Will He Resign? Is He Still Worthy of Leading FUFA?
The noise around Ugandan football is getting louder, and it’s no longer just about tactics or team selection. At the center of it is Moses Magogo, the man who has sat in the FUFA president’s chair for over a decade. A petition to the Inspector General of Government has pushed the conversation from backroom whispers to public demand: investigate the finances, the contracts, and the web of relationships that surround the federation.
This isn’t the first time Magogo has faced scrutiny. What’s different now is the tone. Former players, football administrators, and ordinary fans are asking the same question openly: has the time come for him to step aside?
The Case Being Made
The petition filed by former Cranes midfielder Mike Mutyaba, supported by the public, lays out a familiar list of concerns. Questions about personal wealth, the flow of money through FUFA, and the awarding of supply contracts. The accusation isn’t new in Ugandan public life: that institutions become family businesses, that relatives get hired, that companies are formed specifically to win tenders from the very bodies they’re meant to serve.
Critics argue that FUFA’s operations mirror what they’ve seen in other public institutions. The pattern is the same – close out rivals, consolidate control, and make the federation inseparable from the president’s personal network. For many in football, this breeds mistrust. Players wonder if selection and opportunity are merit-based. Clubs question whether funding and support reach them fairly. Sponsors hesitate when governance looks murky.
Magogo’s position is also complicated by his marriage to Anita Among, former Speaker of Parliament. In Uganda, personal and political connections are never separate from public perception. Supporters say this gives him influence to push football’s interests at the highest levels. Detractors say it creates a conflict of interest and shields him from accountability.
Who Wants the Job?
So far, only one name has been publicly floated as a potential challenger: Robert Kabushenga, former head of Vision Group. His interest signals that the contest for FUFA leadership won’t be quiet if it happens. But in Ugandan football politics, declaring interest and actually mounting a campaign that can unseat an incumbent are two different things. Magogo has survived elections before, partly because he controls the delegate structure and partly because many delegates benefit from the current system.
The government’s role matters too. Magogo has long had backing from officials in power. That protection has allowed him to outlast previous storms. But political backing can shift. When public pressure meets media attention and donor scrutiny, even long-standing alliances get tested.
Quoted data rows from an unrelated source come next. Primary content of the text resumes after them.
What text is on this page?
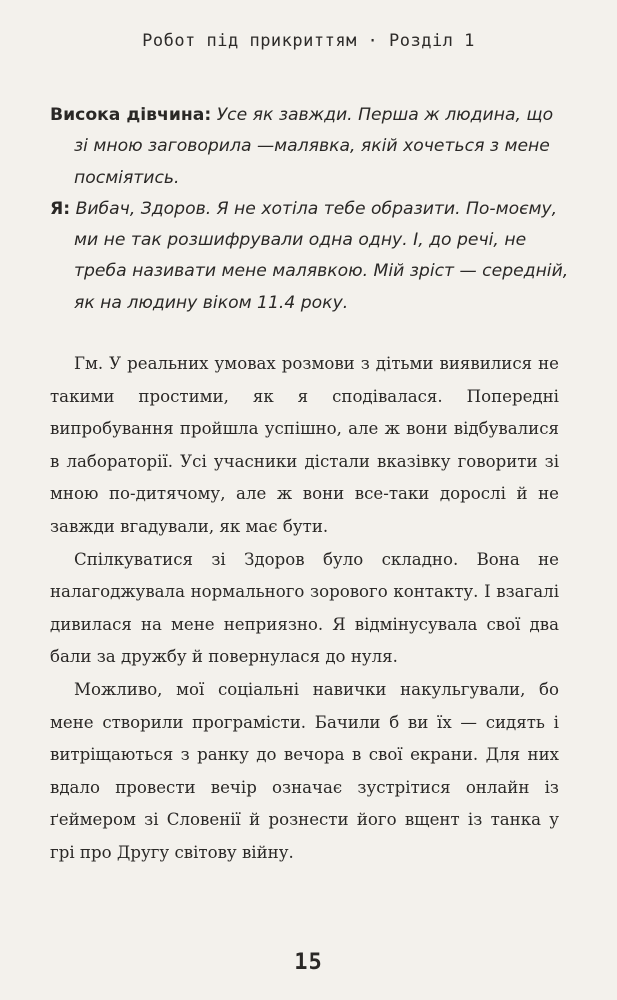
Робот під прикриттям · Розділ 1

Висока дівчина: Усе як завжди. Перша ж людина, що зі мною заговорила —малявка, якій хочеться з мене посміятись.

Я: Вибач, Здоров. Я не хотіла тебе образити. По-моєму, ми не так розшифрували одна одну. І, до речі, не треба називати мене малявкою. Мій зріст — середній, як на людину віком 11.4 року.

Гм. У реальних умовах розмови з дітьми виявилися не такими простими, як я сподівалася. Попередні випробування пройшла успішно, але ж вони відбувалися в лабораторії. Усі учасники дістали вказівку говорити зі мною по-дитячому, але ж вони все-таки дорослі й не завжди вгадували, як має бути.

Спілкуватися зі Здоров було складно. Вона не налагоджувала нормального зорового контакту. І взагалі дивилася на мене неприязно. Я відмінусувала свої два бали за дружбу й повернулася до нуля.

Можливо, мої соціальні навички накульгували, бо мене створили програмісти. Бачили б ви їх — сидять і витріщаються з ранку до вечора в свої екрани. Для них вдало провести вечір означає зустрітися онлайн із ґеймером зі Словенії й рознести його вщент із танка у грі про Другу світову війну.

15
Would a Resignation Hurt AFCON 2027?
Here’s where the stakes get real. Uganda is a co-host for AFCON 2027 alongside Kenya and Tanzania. A change in FUFA leadership during this period raises fears about stability and FIFA’s response.
FIFA’s standard reaction when a member association faces governance disputes is to step in with a Normalisation Committee. We’ve seen it in Kuwait, Ivory Coast, Guinea, Guatemala, Greece, Argentina, Thailand, Mali, Benin, Uruguay, Madagascar, Dominican Republic, Egypt, Iraq, Pakistan, Venezuela, and Trinidad and Tobago over the last decade. The pattern is consistent: FIFA removes the elected leadership, installs a temporary committee, and runs elections under its supervision.
For Uganda, that would mean losing local control over AFCON preparations right when coordination with government and CAF needs to be tightest. A Normalisation Committee would be independent, but it would also reset relationships, slow decision-making, and raise questions with CAF about whether Uganda can deliver on its commitments.
So yes, a resignation now would carry risk. But staying also carries risk. If the IGG investigation finds serious issues and the public loses faith completely, the damage to FUFA’s credibility could be worse than a managed transition.
The Deeper Question: What Is FUFA For?
Beyond Magogo himself, this moment exposes a structural problem. FUFA has become too centralized. Too much depends on one person’s relationships, one person’s decisions, one person’s survival. That’s not sustainable for a federation that’s supposed to grow the game from grassroots to the national team.
An ordinary Ugandan fan in Lira or Mbarara doesn’t care about boardroom politics. They care whether their son gets a fair trial for the U17 team, whether their local club gets a ball and a jersey, whether the Cranes play with pride. When those basics feel compromised, people stop defending the system.
An elite perspective looks at the same issue and sees reputation. Uganda has a chance to use AFCON 2027 to rebrand itself as a serious football nation. Investors, broadcasters, and partners watch how federations are run. Mismanagement and scandals don’t just embarrass individuals. They cost the country money and opportunity.
Where This Goes
Will Magogo resign? Unlikely unless the political ground shifts under him. He’s shown he can absorb pressure and wait out critics. But the call for an IGG probe means this won’t disappear. If the investigation moves forward, the findings will force a public conversation that can’t be managed with press statements.
The worthy question isn’t just about one man. It’s about whether FUFA can evolve into an institution bigger than its president. Institutions survive leadership changes. Personal fiefdoms don’t.
Uganda’s football future depends on getting that right. AFCON 2027 is an opportunity we may not get again in a generation. Squandering it because of internal fights would be a betrayal of every kid kicking a ball on a dusty pitch right now.